Monet's Bordighera is gone, and with it, most likely, the house by the sea. On the Via Romana, I stop someone and ask if she could point me in the direction of the town's belfry. Belfry? There is no belfry. My heart sinks. Minutes later I run into an older gentleman and ask him the same question. Shaking his head, the man apologizes; he was born and raised here but knows of no campanile. I feel like a Kafkaesque tourist asking average Alexandrians where the ancient lighthouse stands, not realizing that nothing remains of the ancient Greek city.

 

From the Via Romana, I make my way back to the train station, where earlier I had spotted a few restaurants on the long seaside promenade called Lungomare Argentina, probably because Eva Perón loved it. Yet along the way—and I barely have time to realize it—there it is: the belfry I've been searching for. It looks exactly as in Monet's paintings, with its glistening, mottled, enamel rococo cupola. The name of the church is Chiesa dell'Immacolata Concezione, built by none other than Charles Garnier. It's probably the tallest structure in town. How could anyone not know what I was referring to when I kept asking about a campanile? I snap pictures, more pictures, trying to make the photos look like Monets, exactly as I did twenty minutes earlier when I stumbled upon a public garden with leafy dwarf palms that resemble those Monet painted in Moreno's garden. An old lady who stops and stares at me suggests that I visit the
città alta
, the town's historic center. It's not too far from here, she says, impossible to miss if I keep bearing left.

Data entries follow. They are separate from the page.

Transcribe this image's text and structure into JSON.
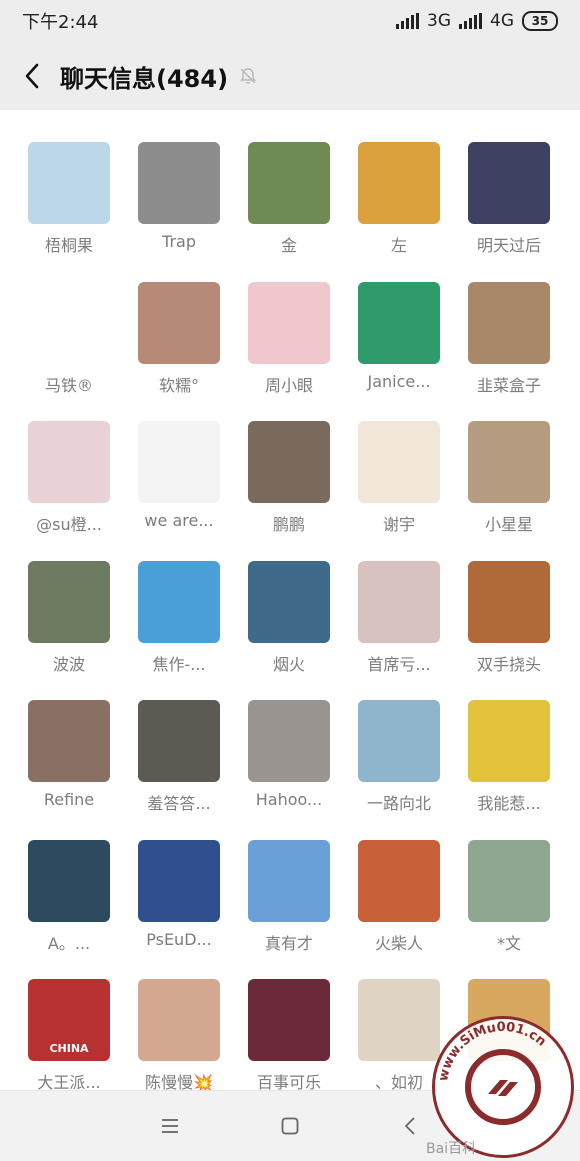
{
  "status": {
    "time": "下午2:44",
    "net1": "3G",
    "net2": "4G",
    "battery": "35"
  },
  "header": {
    "title": "聊天信息(484)"
  },
  "members": [
    {
      "name": "梧桐果",
      "color": "#bcd7e8"
    },
    {
      "name": "Trap",
      "color": "#8d8d8d"
    },
    {
      "name": "金",
      "color": "#6f8a52"
    },
    {
      "name": "左",
      "color": "#d9a03b"
    },
    {
      "name": "明天过后",
      "color": "#3d4260"
    },
    {
      "name": "马铁®",
      "color": "#ffffff"
    },
    {
      "name": "软糯°",
      "color": "#b78a78"
    },
    {
      "name": "周小眼",
      "color": "#f0c8cc"
    },
    {
      "name": "Janice...",
      "color": "#2f9a6a"
    },
    {
      "name": "韭菜盒子",
      "color": "#a88868"
    },
    {
      "name": "@su橙...",
      "color": "#e9d2d6"
    },
    {
      "name": "we are...",
      "color": "#f4f4f4"
    },
    {
      "name": "鹏鹏",
      "color": "#7a6a5e"
    },
    {
      "name": "谢宇",
      "color": "#f2e6d8"
    },
    {
      "name": "小星星",
      "color": "#b59c80"
    },
    {
      "name": "波波",
      "color": "#6c7a60"
    },
    {
      "name": "焦作-...",
      "color": "#4a9fd8"
    },
    {
      "name": "烟火",
      "color": "#3f6a8a"
    },
    {
      "name": "首席亏...",
      "color": "#d8c2c0"
    },
    {
      "name": "双手挠头",
      "color": "#b06a3a"
    },
    {
      "name": "Refine",
      "color": "#8a6f64"
    },
    {
      "name": "羞答答...",
      "color": "#5c5a52"
    },
    {
      "name": "Hahoo...",
      "color": "#9a9490"
    },
    {
      "name": "一路向北",
      "color": "#8fb5cc"
    },
    {
      "name": "我能惹...",
      "color": "#e2c23a"
    },
    {
      "name": "A。...",
      "color": "#2e4a5e"
    },
    {
      "name": "PsEuD...",
      "color": "#2f4f8f"
    },
    {
      "name": "真有才",
      "color": "#6aa0d8"
    },
    {
      "name": "火柴人",
      "color": "#c8603a"
    },
    {
      "name": "*文",
      "color": "#8fa690"
    },
    {
      "name": "大王派...",
      "color": "#b83030",
      "badge": "CHINA"
    },
    {
      "name": "陈慢慢💥",
      "color": "#d4a890"
    },
    {
      "name": "百事可乐",
      "color": "#6a2a3a"
    },
    {
      "name": "、如初",
      "color": "#e0d4c4"
    },
    {
      "name": "",
      "color": "#d8a860"
    }
  ],
  "watermark": {
    "text": "www.SiMu001.cn",
    "baidu": "Bai百科"
  }
}
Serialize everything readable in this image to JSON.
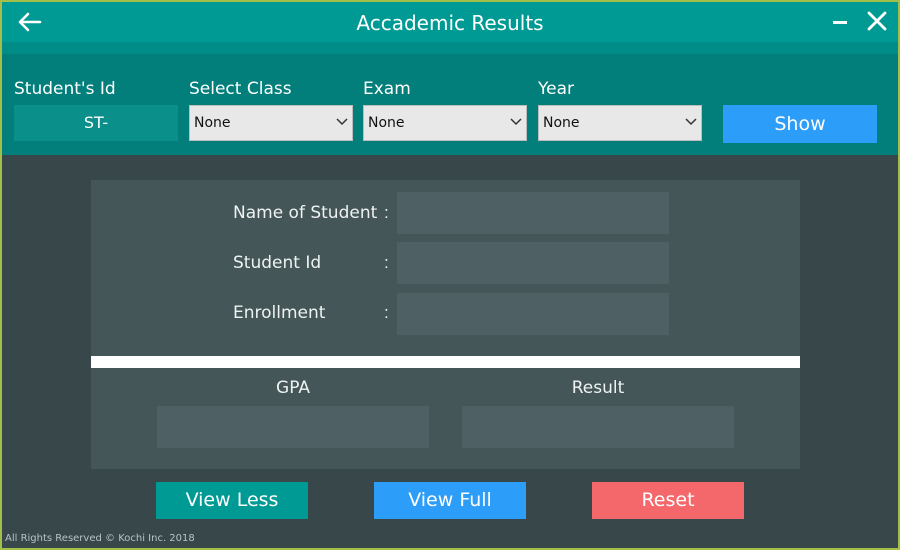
{
  "window": {
    "title": "Accademic Results"
  },
  "filters": {
    "student_id_label": "Student's Id",
    "student_id_value": "ST-",
    "class_label": "Select Class",
    "class_value": "None",
    "exam_label": "Exam",
    "exam_value": "None",
    "year_label": "Year",
    "year_value": "None",
    "show_label": "Show"
  },
  "details": {
    "name_label": "Name of Student",
    "id_label": "Student Id",
    "enrollment_label": "Enrollment",
    "colon": ":",
    "gpa_label": "GPA",
    "result_label": "Result"
  },
  "actions": {
    "view_less": "View Less",
    "view_full": "View Full",
    "reset": "Reset"
  },
  "footer": {
    "text": "All Rights Reserved © Kochi Inc. 2018"
  },
  "icons": {
    "back": "arrow-left-icon",
    "minimize": "minimize-icon",
    "close": "close-icon",
    "dropdown": "chevron-down-icon"
  },
  "colors": {
    "titlebar": "#009a94",
    "filterbar": "#027f7b",
    "background": "#37474a",
    "card": "#455658",
    "show": "#2d9dfa",
    "view_less": "#009a94",
    "view_full": "#2d9dfa",
    "reset": "#f4676a"
  }
}
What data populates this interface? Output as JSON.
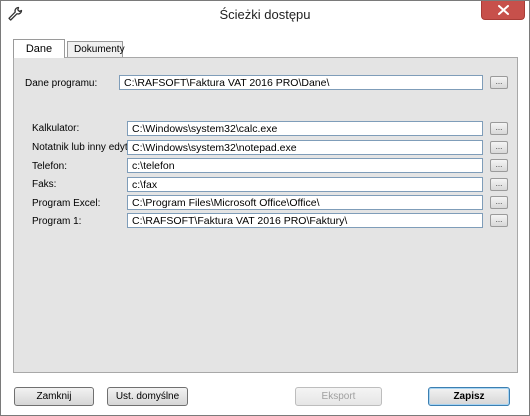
{
  "window": {
    "title": "Ścieżki dostępu",
    "close_icon": "close-icon",
    "app_icon": "wrench-icon"
  },
  "tabs": [
    {
      "label": "Dane",
      "active": true
    },
    {
      "label": "Dokumenty",
      "active": false
    }
  ],
  "program": {
    "label": "Dane programu:",
    "value": "C:\\RAFSOFT\\Faktura VAT 2016 PRO\\Dane\\",
    "browse_label": "..."
  },
  "paths": [
    {
      "label": "Kalkulator:",
      "value": "C:\\Windows\\system32\\calc.exe"
    },
    {
      "label": "Notatnik lub inny edytor:",
      "value": "C:\\Windows\\system32\\notepad.exe"
    },
    {
      "label": "Telefon:",
      "value": "c:\\telefon"
    },
    {
      "label": "Faks:",
      "value": "c:\\fax"
    },
    {
      "label": "Program Excel:",
      "value": "C:\\Program Files\\Microsoft Office\\Office\\"
    },
    {
      "label": "Program 1:",
      "value": "C:\\RAFSOFT\\Faktura VAT 2016 PRO\\Faktury\\"
    }
  ],
  "browse_label": "...",
  "buttons": {
    "close": "Zamknij",
    "defaults": "Ust. domyślne",
    "export": "Eksport",
    "save": "Zapisz"
  },
  "colors": {
    "close_button": "#c7504b",
    "panel": "#e4e4e4",
    "save_focus": "#3c7fb1"
  }
}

Half an hour later, I'm on the verge of giving up on the
città alta
when something else suddenly comes into view: a small hill town and, towering above it, another belfry with a bulbous cupola almost identical to the one I spotted on the
chiesa
by the shore. I can't believe my luck. Bordighera, I realize, has not one but two steeples. The steeple in Monet's paintings is not necessarily that of Garnier's church by the marina but probably another one that I didn't even know existed. Coastal towns always needed towers to warn of approaching pirate ships; Bordighera was no exception. A steep, paved walkway flanked by old buildings opens before me; I'll put off my visit to the historic center and walk up to the top of this minuscule town instead. But this, it takes me yet another delayed moment to realize, is the
città alta
I came looking for. My entire journey, it appears, is made of uninformed double takes and inadvertent steps.

Bordighera Alta is a fortified, pentagon-shaped medieval town full of narrow, seemingly circuitous alleys whose buildings are frequently buttressed by arches running from one side of an alley to the other, sometimes creating vaulted structures linking both sides. Laundry hangs from so many windows that you can scarcely see the sky from below. The town is exceptionally clean—the gutters have been covered with stones, and the clay-tiled paving is tastefully inconspicuous. Except for a televised news report emanating from more than one window lining the narrow Via Dritta, everything here is emphatically quiet for so packed a warren of homes. As I make my way around the square, I see the Santa Maria Maddalena's clock tower again, and to my complete surprise, once I step into a large courtyard that might as well be a square behind the main square, another belfry comes into view. Then a post office. A church. A barber. A baker. A high-end but tiny restaurant, a bar, an
enoteca
, all tucked away serendipitously so as not to intrude on this ancient but glitzified town. A few local boys are playing
calcetto
, or pickup soccer. Others are chatting and leaning against a wall, all smoking. A girl, also smoking, is sitting on a scooter. I can't decide whether this town is inhabited by working-class people stuck on this small hill all year or whether the whole place has been refurbished to look faux-rundown and posh-medieval. Either way, I could live here, summer and winter, forever.